Il microbiota intestinale è essenziale per la salute in quanto influenza il metabolismo, l’immunità e persino il comportamento dell’ospite. Una recente analisi di circa 4.000 campioni metagenomici ha identificato un set fondamentale di microbi intestinali che può essere importante per la salute umana.
I risultati, pubblicati su Cell, suggeriscono che questa firma del microbiota potrebbe fungere da indicatore di salute e da target terapeutico.
«La nostra ricerca identifica i batteri intestinali che rimangono stabilmente presenti nel microbiota, indipendentemente dalle sfide che il corpo deve affrontare, come per esempio cambiamenti nella dieta o malattie», afferma l’autore senior dello studio Liping Zhao della Rutgers University di New Brunswick, in New Jersey. «Concentrandoci su questi batteri resilienti e interconnessi tra loro, abbiamo sviluppato un nuovo metodo per individuare i microbi cruciali per il mantenimento della nostra salute».
Grazie ai miglioramenti nel sequenziamento del DNA, i ricercatori possono ora esplorare quali tipi di batteri vivono nell’intestino e le loro funzioni.

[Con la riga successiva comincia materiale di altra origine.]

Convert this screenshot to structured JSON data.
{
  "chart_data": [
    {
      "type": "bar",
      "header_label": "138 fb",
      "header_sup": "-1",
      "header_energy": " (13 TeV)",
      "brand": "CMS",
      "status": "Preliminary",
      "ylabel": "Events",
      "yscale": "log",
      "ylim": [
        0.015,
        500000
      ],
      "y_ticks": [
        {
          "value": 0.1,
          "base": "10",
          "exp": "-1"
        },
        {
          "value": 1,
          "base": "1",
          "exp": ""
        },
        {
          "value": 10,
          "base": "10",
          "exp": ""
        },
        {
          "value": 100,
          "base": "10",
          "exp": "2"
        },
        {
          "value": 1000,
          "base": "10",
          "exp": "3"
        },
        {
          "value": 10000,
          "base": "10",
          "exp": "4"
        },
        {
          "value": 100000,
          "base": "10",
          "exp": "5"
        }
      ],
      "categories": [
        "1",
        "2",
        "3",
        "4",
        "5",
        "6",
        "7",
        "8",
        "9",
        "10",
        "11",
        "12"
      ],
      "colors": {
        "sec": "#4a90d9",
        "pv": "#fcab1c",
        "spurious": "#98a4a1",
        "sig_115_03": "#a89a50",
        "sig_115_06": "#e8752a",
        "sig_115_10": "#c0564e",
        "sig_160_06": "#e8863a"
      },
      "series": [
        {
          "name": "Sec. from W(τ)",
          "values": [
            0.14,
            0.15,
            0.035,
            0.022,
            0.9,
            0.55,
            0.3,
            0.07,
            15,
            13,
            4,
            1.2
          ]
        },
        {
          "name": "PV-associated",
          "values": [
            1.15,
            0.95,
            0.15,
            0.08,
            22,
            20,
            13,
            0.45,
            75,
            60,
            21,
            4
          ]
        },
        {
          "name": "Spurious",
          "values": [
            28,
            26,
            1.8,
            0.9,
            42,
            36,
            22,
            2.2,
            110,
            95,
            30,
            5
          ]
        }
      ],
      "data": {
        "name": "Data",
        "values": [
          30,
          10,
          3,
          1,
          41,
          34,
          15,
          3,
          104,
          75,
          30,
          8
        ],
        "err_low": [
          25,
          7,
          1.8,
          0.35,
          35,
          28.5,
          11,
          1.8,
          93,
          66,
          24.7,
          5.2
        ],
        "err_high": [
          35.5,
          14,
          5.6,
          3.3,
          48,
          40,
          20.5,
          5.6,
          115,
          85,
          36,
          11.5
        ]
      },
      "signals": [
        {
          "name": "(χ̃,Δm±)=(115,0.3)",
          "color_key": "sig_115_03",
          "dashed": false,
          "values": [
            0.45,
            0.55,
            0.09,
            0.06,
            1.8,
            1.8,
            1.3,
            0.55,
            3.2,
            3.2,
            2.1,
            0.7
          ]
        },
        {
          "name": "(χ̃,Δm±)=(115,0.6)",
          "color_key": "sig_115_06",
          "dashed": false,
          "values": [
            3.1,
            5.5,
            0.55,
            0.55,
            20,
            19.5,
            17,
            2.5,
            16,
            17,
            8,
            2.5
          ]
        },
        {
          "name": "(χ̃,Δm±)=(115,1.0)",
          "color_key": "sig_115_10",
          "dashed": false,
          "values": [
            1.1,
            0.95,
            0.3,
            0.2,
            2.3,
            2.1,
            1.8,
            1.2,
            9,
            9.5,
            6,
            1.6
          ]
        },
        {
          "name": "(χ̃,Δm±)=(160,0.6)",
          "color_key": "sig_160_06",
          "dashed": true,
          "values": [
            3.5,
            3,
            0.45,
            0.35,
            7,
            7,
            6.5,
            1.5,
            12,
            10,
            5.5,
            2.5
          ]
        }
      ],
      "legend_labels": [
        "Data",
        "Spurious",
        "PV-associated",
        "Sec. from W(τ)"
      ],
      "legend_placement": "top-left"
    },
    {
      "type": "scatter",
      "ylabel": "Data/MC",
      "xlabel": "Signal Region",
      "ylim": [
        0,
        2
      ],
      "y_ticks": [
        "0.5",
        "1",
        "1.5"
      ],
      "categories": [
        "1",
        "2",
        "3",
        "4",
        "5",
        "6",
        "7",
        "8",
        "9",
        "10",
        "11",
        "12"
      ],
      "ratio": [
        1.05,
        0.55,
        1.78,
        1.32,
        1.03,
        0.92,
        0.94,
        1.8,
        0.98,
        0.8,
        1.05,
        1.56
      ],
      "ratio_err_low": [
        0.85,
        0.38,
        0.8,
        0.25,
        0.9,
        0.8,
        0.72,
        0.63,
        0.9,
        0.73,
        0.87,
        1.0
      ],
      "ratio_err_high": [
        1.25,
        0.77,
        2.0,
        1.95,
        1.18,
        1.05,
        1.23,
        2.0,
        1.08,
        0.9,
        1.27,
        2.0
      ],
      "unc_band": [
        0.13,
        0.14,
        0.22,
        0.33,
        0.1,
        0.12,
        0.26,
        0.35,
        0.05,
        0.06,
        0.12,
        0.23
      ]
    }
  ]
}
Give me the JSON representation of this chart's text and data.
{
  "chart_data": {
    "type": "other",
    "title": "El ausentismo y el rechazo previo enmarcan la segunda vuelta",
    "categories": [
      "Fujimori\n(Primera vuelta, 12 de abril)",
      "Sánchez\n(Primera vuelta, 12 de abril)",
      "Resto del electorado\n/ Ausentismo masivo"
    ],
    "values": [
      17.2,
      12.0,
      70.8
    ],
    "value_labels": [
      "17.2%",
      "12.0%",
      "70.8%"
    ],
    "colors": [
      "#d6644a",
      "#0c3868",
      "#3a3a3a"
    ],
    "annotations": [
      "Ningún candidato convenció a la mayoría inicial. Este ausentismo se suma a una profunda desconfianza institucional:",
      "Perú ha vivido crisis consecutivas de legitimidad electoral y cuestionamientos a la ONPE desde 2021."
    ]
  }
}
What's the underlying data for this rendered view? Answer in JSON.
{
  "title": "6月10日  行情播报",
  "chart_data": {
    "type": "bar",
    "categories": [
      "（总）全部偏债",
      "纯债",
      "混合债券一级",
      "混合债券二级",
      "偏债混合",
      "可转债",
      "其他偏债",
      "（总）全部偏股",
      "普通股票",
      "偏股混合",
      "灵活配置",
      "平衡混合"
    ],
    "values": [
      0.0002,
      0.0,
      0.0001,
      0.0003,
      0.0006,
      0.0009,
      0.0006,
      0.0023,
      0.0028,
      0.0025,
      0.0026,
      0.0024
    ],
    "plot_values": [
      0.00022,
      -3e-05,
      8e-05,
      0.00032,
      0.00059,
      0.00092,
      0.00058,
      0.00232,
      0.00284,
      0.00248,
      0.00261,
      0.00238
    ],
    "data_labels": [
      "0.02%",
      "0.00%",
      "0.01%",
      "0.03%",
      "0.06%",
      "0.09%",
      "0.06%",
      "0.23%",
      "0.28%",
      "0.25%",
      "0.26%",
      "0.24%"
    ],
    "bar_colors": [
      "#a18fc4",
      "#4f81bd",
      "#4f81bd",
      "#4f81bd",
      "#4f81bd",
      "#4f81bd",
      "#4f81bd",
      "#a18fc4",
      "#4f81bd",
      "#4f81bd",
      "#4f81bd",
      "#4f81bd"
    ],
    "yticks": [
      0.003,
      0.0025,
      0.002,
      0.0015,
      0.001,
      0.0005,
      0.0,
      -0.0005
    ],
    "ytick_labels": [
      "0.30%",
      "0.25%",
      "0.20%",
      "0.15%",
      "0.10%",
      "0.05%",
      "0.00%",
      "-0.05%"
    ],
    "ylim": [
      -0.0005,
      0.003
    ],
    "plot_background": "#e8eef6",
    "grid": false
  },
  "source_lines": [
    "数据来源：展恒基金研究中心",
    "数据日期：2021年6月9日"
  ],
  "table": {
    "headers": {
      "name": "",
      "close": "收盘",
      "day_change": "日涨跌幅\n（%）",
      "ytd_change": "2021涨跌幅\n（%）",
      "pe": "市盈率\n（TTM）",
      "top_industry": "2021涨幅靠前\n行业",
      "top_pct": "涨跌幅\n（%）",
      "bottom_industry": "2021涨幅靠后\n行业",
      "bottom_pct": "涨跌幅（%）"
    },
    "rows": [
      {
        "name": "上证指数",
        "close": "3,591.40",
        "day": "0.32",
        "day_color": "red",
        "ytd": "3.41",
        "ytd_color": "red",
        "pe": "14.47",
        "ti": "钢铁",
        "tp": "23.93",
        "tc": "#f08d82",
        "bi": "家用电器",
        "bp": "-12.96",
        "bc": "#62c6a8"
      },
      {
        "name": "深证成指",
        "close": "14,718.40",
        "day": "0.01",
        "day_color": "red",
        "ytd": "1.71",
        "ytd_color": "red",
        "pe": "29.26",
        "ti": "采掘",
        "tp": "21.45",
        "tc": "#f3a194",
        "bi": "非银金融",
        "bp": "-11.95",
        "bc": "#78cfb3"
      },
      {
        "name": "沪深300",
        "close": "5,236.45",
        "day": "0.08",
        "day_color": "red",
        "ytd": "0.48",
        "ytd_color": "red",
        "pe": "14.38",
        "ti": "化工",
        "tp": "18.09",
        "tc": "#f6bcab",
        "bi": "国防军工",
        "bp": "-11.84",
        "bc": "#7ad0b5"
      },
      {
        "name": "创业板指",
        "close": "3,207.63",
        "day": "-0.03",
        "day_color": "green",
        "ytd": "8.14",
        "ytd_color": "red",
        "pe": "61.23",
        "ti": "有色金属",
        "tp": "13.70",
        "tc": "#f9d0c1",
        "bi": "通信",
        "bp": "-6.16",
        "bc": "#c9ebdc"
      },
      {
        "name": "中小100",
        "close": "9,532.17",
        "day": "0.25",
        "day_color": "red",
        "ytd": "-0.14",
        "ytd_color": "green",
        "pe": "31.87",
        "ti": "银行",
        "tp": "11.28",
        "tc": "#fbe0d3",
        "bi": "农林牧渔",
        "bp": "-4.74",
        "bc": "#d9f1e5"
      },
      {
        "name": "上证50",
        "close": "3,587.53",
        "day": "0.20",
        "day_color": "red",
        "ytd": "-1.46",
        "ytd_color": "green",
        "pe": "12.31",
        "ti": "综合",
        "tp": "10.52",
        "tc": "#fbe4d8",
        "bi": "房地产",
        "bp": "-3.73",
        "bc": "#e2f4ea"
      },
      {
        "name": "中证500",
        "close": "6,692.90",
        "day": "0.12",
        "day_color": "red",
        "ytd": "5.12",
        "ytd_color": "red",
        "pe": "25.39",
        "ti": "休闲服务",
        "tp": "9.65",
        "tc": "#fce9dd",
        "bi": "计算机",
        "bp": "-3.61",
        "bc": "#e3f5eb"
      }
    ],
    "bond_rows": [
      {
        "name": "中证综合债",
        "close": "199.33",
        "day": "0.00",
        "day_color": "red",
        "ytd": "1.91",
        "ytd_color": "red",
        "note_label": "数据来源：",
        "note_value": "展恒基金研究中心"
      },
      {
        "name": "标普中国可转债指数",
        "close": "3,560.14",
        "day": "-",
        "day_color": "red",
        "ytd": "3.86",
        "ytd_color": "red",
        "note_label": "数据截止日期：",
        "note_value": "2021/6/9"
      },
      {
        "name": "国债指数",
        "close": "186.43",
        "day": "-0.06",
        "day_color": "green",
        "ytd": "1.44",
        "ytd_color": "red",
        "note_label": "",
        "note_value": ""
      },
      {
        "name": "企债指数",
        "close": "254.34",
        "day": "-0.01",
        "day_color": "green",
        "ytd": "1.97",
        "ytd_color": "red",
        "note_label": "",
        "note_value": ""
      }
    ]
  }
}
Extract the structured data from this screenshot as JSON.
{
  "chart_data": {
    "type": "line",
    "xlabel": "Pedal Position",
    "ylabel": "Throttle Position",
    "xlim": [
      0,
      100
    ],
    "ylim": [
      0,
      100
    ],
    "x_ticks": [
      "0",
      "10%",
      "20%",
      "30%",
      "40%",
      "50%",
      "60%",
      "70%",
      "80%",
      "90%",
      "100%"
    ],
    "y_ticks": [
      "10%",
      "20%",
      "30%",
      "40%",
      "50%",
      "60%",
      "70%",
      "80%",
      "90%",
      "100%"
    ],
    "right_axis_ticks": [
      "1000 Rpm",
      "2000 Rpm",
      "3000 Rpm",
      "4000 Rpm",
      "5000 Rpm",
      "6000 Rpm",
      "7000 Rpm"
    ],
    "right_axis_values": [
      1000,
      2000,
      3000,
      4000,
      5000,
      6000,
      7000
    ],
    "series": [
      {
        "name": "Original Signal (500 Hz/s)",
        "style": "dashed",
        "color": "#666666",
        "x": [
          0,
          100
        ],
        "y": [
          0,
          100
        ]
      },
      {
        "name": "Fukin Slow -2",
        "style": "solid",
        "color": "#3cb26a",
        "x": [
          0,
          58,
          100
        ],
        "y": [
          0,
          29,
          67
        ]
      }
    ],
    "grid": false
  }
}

Tuttavia, i metodi tradizionali di studio del microbiota intestinale non hanno permesso di individuare precise correlazioni tra specifici batteri e condizioni come obesità e diabete.
Per identificare un firma microbica di base che sia collegata alla salute, Liping Zhao e il suo team hanno quindi analizzato set di dati metagenomici provenienti da individui con diabete di tipo 2 sottoposti a un intervento dietetico che prevedeva un alto contenuto di fibre e da 26 studi che hanno analizzato nell’arco di un decennio soggetti con 15 diverse malattie provenienti da tre continenti.
Foundation guild
I dati dello studio che prevedeva un intervento dietetico ad alto contenuto di fibre hanno rivelato interazioni stabili tra 477 microbi intestinali organizzati in due gruppi in competizione tra loro, denominati C1A e C1B. Il gruppo batterico C1A, chiamato anche “foundation guild“, è risultato arricchito in geni per la digestione delle fibre e la produzione di acidi grassi a catena corta, mentre C1B, chiamato anche “pathobiont guild“, contiene geni di resistenza agli antibiotici e di virulenza.
La foundation guild è risultata essenziale per stabilizzare il microbiota intestinale e supportare la barriera intestinale, riducendo l’infiammazione.
Al contrario, i microbi della pathobiont guild sono risultati in grado di causare malattie quando i loro livelli aumentano oltre una certa soglia, sebbene siano in grado, quando presenti in piccole quantità, di aiutare il sistema immunitario a riconoscere i batteri nocivi.
Terapie mirate
Ulteriori analisi hanno mostrato che le fibre alimentari influenzano l’equilibrio tra i due gruppi batterici, con C1A che aumenta e C1B che diminuisce nel corso dell’intervento dietetico.
Questo cambiamento nell’abbondanza dei due gruppi batterici è risultato correlato a risultati metabolici migliori nelle persone con diabete.
Successivamente, il team ha sviluppato uno strumento che utilizza la firma microbica identificata per diagnosticare diverse malattie, suggerendo la possibilità di utilizzarla come indicatore generale della salute.
Questo strumento ha anche aiutato a prevedere quanto i trattamenti avrebbero funzionato per condizioni come malattie infiammatorie intestinali, artrite reumatoide e melanoma.
Conclusioni
«Comprendere queste interazioni microbiche fondamentali fornisce preziose informazioni sulle funzioni essenziali del microbiota intestinale e sul suo ruolo nella salute e nella malattia», affermano gli autori. «Inoltre, lo studio ha fornito un solido quadro di informazioni per lo sviluppo di specifiche terapie basate sul microbioma».